I believe this is because this workload is quite bursty, being concurrency based with fixed sequence lengths per request. Requests come in waves and when many requests arrive simultaneously they get routed to the same Pod.
Please note that this is a corner-case, picked because it is the best case scenario for knative. In cases where the sequence lengths are heterogeneous or prefix caching comes into play, llm-d significantly outperforms knative.
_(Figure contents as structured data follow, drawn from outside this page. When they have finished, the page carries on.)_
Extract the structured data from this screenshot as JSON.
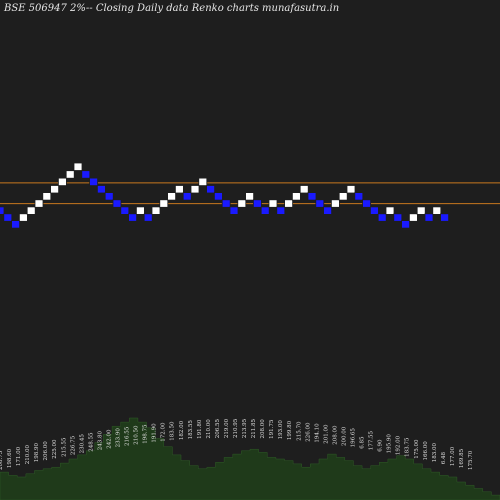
{
  "chart_data": {
    "type": "renko",
    "title": "BSE 506947 2%--  Closing Daily data  Renko  charts munafasutra.in",
    "colors": {
      "background": "#1e1e1e",
      "up_brick": "#ffffff",
      "down_brick": "#1a1aff",
      "reference_line": "#c8781e",
      "volume_area": "#1f3a1a"
    },
    "reference_levels": [
      228.6,
      215.9
    ],
    "bricks": [
      {
        "dir": "down",
        "value": 211.55
      },
      {
        "dir": "down",
        "value": 207.3
      },
      {
        "dir": "down",
        "value": 203.15
      },
      {
        "dir": "up",
        "value": 207.3
      },
      {
        "dir": "up",
        "value": 211.55
      },
      {
        "dir": "up",
        "value": 215.9
      },
      {
        "dir": "up",
        "value": 220.3
      },
      {
        "dir": "up",
        "value": 224.7
      },
      {
        "dir": "up",
        "value": 229.2
      },
      {
        "dir": "up",
        "value": 233.8
      },
      {
        "dir": "up",
        "value": 238.5
      },
      {
        "dir": "down",
        "value": 233.8
      },
      {
        "dir": "down",
        "value": 229.2
      },
      {
        "dir": "down",
        "value": 224.7
      },
      {
        "dir": "down",
        "value": 220.3
      },
      {
        "dir": "down",
        "value": 215.9
      },
      {
        "dir": "down",
        "value": 211.55
      },
      {
        "dir": "down",
        "value": 207.3
      },
      {
        "dir": "up",
        "value": 211.55
      },
      {
        "dir": "down",
        "value": 207.3
      },
      {
        "dir": "up",
        "value": 211.55
      },
      {
        "dir": "up",
        "value": 215.9
      },
      {
        "dir": "up",
        "value": 220.3
      },
      {
        "dir": "up",
        "value": 224.7
      },
      {
        "dir": "down",
        "value": 220.3
      },
      {
        "dir": "up",
        "value": 224.7
      },
      {
        "dir": "up",
        "value": 229.2
      },
      {
        "dir": "down",
        "value": 224.7
      },
      {
        "dir": "down",
        "value": 220.3
      },
      {
        "dir": "down",
        "value": 215.9
      },
      {
        "dir": "down",
        "value": 211.55
      },
      {
        "dir": "up",
        "value": 215.9
      },
      {
        "dir": "up",
        "value": 220.3
      },
      {
        "dir": "down",
        "value": 215.9
      },
      {
        "dir": "down",
        "value": 211.55
      },
      {
        "dir": "up",
        "value": 215.9
      },
      {
        "dir": "down",
        "value": 211.55
      },
      {
        "dir": "up",
        "value": 215.9
      },
      {
        "dir": "up",
        "value": 220.3
      },
      {
        "dir": "up",
        "value": 224.7
      },
      {
        "dir": "down",
        "value": 220.3
      },
      {
        "dir": "down",
        "value": 215.9
      },
      {
        "dir": "down",
        "value": 211.55
      },
      {
        "dir": "up",
        "value": 215.9
      },
      {
        "dir": "up",
        "value": 220.3
      },
      {
        "dir": "up",
        "value": 224.7
      },
      {
        "dir": "down",
        "value": 220.3
      },
      {
        "dir": "down",
        "value": 215.9
      },
      {
        "dir": "down",
        "value": 211.55
      },
      {
        "dir": "down",
        "value": 207.3
      },
      {
        "dir": "up",
        "value": 211.55
      },
      {
        "dir": "down",
        "value": 207.3
      },
      {
        "dir": "down",
        "value": 203.15
      },
      {
        "dir": "up",
        "value": 207.3
      },
      {
        "dir": "up",
        "value": 211.55
      },
      {
        "dir": "down",
        "value": 207.3
      },
      {
        "dir": "up",
        "value": 211.55
      },
      {
        "dir": "down",
        "value": 207.3
      }
    ],
    "date_labels": [
      "208.75",
      "198.60",
      "171.00",
      "210.00",
      "198.90",
      "206.00",
      "225.00",
      "215.55",
      "226.75",
      "230.45",
      "248.55",
      "243.80",
      "242.00",
      "233.90",
      "216.55",
      "210.50",
      "198.75",
      "191.90",
      "172.00",
      "183.50",
      "182.00",
      "183.55",
      "191.80",
      "210.00",
      "206.55",
      "219.00",
      "210.95",
      "213.95",
      "211.85",
      "208.00",
      "191.75",
      "193.00",
      "199.80",
      "215.70",
      "226.00",
      "194.10",
      "201.00",
      "208.00",
      "200.00",
      "196.65",
      "6.85",
      "177.55",
      "6.90",
      "195.90",
      "192.00",
      "183.75",
      "175.00",
      "166.00",
      "183.00",
      "6.48",
      "177.00",
      "169.85",
      "175.70"
    ],
    "volume_profile": [
      0.34,
      0.3,
      0.28,
      0.32,
      0.36,
      0.38,
      0.4,
      0.45,
      0.5,
      0.55,
      0.6,
      0.7,
      0.8,
      0.9,
      0.95,
      1.0,
      0.95,
      0.88,
      0.75,
      0.65,
      0.55,
      0.48,
      0.42,
      0.38,
      0.4,
      0.46,
      0.52,
      0.56,
      0.6,
      0.62,
      0.58,
      0.52,
      0.5,
      0.48,
      0.44,
      0.4,
      0.44,
      0.5,
      0.56,
      0.52,
      0.48,
      0.42,
      0.38,
      0.42,
      0.46,
      0.5,
      0.54,
      0.5,
      0.44,
      0.38,
      0.34,
      0.3,
      0.28,
      0.22,
      0.18,
      0.14,
      0.1,
      0.06
    ]
  }
}
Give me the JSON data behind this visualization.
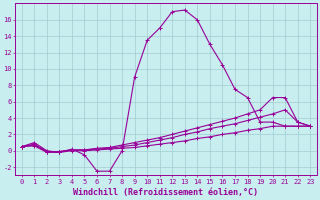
{
  "xlabel": "Windchill (Refroidissement éolien,°C)",
  "bg_color": "#c8eef0",
  "line_color": "#990099",
  "grid_color": "#a0ccd0",
  "x": [
    0,
    1,
    2,
    3,
    4,
    5,
    6,
    7,
    8,
    9,
    10,
    11,
    12,
    13,
    14,
    15,
    16,
    17,
    18,
    19,
    20,
    21,
    22,
    23
  ],
  "line1": [
    0.5,
    1.0,
    0.0,
    -0.2,
    0.2,
    -0.5,
    -2.5,
    -2.5,
    0.0,
    9.0,
    13.5,
    15.0,
    17.0,
    17.2,
    16.0,
    13.0,
    10.5,
    7.5,
    6.5,
    3.5,
    3.5,
    3.0,
    3.0,
    3.0
  ],
  "line2": [
    0.5,
    0.8,
    -0.1,
    -0.1,
    0.1,
    0.1,
    0.3,
    0.4,
    0.7,
    1.0,
    1.3,
    1.6,
    2.0,
    2.4,
    2.8,
    3.2,
    3.6,
    4.0,
    4.5,
    5.0,
    6.5,
    6.5,
    3.5,
    3.0
  ],
  "line3": [
    0.5,
    0.7,
    -0.1,
    -0.1,
    0.1,
    0.1,
    0.2,
    0.3,
    0.5,
    0.7,
    1.0,
    1.3,
    1.6,
    2.0,
    2.3,
    2.7,
    3.0,
    3.3,
    3.7,
    4.1,
    4.5,
    5.0,
    3.5,
    3.0
  ],
  "line4": [
    0.5,
    0.6,
    -0.2,
    -0.2,
    0.0,
    0.0,
    0.1,
    0.2,
    0.3,
    0.4,
    0.6,
    0.8,
    1.0,
    1.2,
    1.5,
    1.7,
    2.0,
    2.2,
    2.5,
    2.7,
    3.0,
    3.0,
    3.0,
    3.0
  ],
  "ylim": [
    -3,
    18
  ],
  "xlim": [
    -0.5,
    23.5
  ],
  "yticks": [
    -2,
    0,
    2,
    4,
    6,
    8,
    10,
    12,
    14,
    16
  ],
  "xticks": [
    0,
    1,
    2,
    3,
    4,
    5,
    6,
    7,
    8,
    9,
    10,
    11,
    12,
    13,
    14,
    15,
    16,
    17,
    18,
    19,
    20,
    21,
    22,
    23
  ],
  "tick_fontsize": 5,
  "xlabel_fontsize": 6
}
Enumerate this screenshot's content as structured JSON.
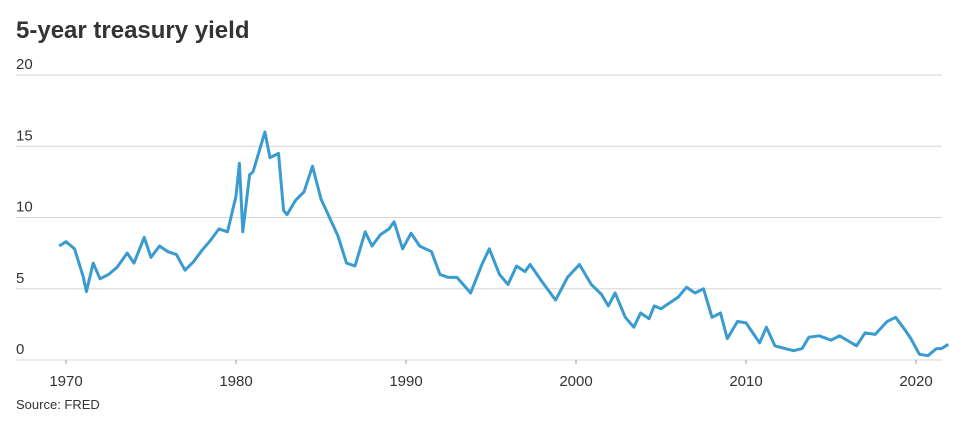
{
  "chart_data": {
    "type": "line",
    "title": "5-year treasury yield",
    "source": "Source: FRED",
    "x": [
      1969.6,
      1970.0,
      1970.5,
      1971.0,
      1971.2,
      1971.6,
      1972.0,
      1972.5,
      1973.0,
      1973.6,
      1974.0,
      1974.6,
      1975.0,
      1975.5,
      1976.0,
      1976.5,
      1977.0,
      1977.5,
      1978.0,
      1978.5,
      1979.0,
      1979.5,
      1980.0,
      1980.2,
      1980.4,
      1980.8,
      1981.0,
      1981.5,
      1981.7,
      1982.0,
      1982.5,
      1982.8,
      1983.0,
      1983.5,
      1984.0,
      1984.5,
      1985.0,
      1985.5,
      1986.0,
      1986.5,
      1987.0,
      1987.6,
      1988.0,
      1988.5,
      1989.0,
      1989.3,
      1989.8,
      1990.3,
      1990.8,
      1991.5,
      1992.0,
      1992.5,
      1993.0,
      1993.8,
      1994.5,
      1994.9,
      1995.5,
      1996.0,
      1996.5,
      1997.0,
      1997.3,
      1998.0,
      1998.8,
      1999.5,
      2000.2,
      2000.9,
      2001.5,
      2001.9,
      2002.3,
      2002.9,
      2003.4,
      2003.8,
      2004.3,
      2004.6,
      2005.0,
      2005.5,
      2006.0,
      2006.5,
      2007.0,
      2007.5,
      2008.0,
      2008.5,
      2008.9,
      2009.5,
      2010.0,
      2010.8,
      2011.2,
      2011.7,
      2012.3,
      2012.8,
      2013.3,
      2013.7,
      2014.3,
      2015.0,
      2015.5,
      2016.5,
      2017.0,
      2017.6,
      2018.3,
      2018.8,
      2019.3,
      2019.7,
      2020.2,
      2020.7,
      2021.2,
      2021.5,
      2021.9
    ],
    "series": [
      {
        "name": "5-year treasury yield",
        "color": "#3a9bd0",
        "values": [
          8.0,
          8.3,
          7.8,
          5.9,
          4.8,
          6.8,
          5.7,
          6.0,
          6.5,
          7.5,
          6.8,
          8.6,
          7.2,
          8.0,
          7.6,
          7.4,
          6.3,
          6.9,
          7.7,
          8.4,
          9.2,
          9.0,
          11.5,
          13.8,
          9.0,
          13.0,
          13.2,
          15.2,
          16.0,
          14.2,
          14.5,
          10.5,
          10.2,
          11.2,
          11.8,
          13.6,
          11.3,
          10.0,
          8.7,
          6.8,
          6.6,
          9.0,
          8.0,
          8.8,
          9.2,
          9.7,
          7.8,
          8.9,
          8.0,
          7.6,
          6.0,
          5.8,
          5.8,
          4.7,
          6.8,
          7.8,
          6.0,
          5.3,
          6.6,
          6.2,
          6.7,
          5.5,
          4.2,
          5.8,
          6.7,
          5.3,
          4.6,
          3.8,
          4.7,
          3.0,
          2.3,
          3.3,
          2.9,
          3.8,
          3.6,
          4.0,
          4.4,
          5.1,
          4.7,
          5.0,
          3.0,
          3.3,
          1.5,
          2.7,
          2.6,
          1.2,
          2.3,
          1.0,
          0.8,
          0.65,
          0.8,
          1.6,
          1.7,
          1.4,
          1.7,
          1.0,
          1.9,
          1.8,
          2.7,
          3.0,
          2.2,
          1.5,
          0.4,
          0.3,
          0.8,
          0.8,
          1.1
        ]
      }
    ],
    "xlim": [
      1967,
      2022
    ],
    "xticks": [
      1970,
      1980,
      1990,
      2000,
      2010,
      2020
    ],
    "ylim": [
      0,
      20
    ],
    "yticks": [
      0,
      5,
      10,
      15,
      20
    ],
    "grid": true
  }
}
What you expected to happen:
Ideally we would like to see on-par or better performance from llm-d-inference-scheduler intelligent routing.
Anything else we need to know?:
Related issue: #228, but an alternative solution may be to introduce a random filter, so that we can introduce some randomness into the scheduler, e.g. pick 2 random endpoints and route to the better of two (power of two choices).
Environment:
llm-d 0.2.0 installed with llm-d-infra quickstart/examples, including inference-scheduling and precise-prefix-cache-aware.
I will continue experimentation to try to better understand the root-cause of the issue and test some potential improvements, but wanted to open this issue to get the discussion started!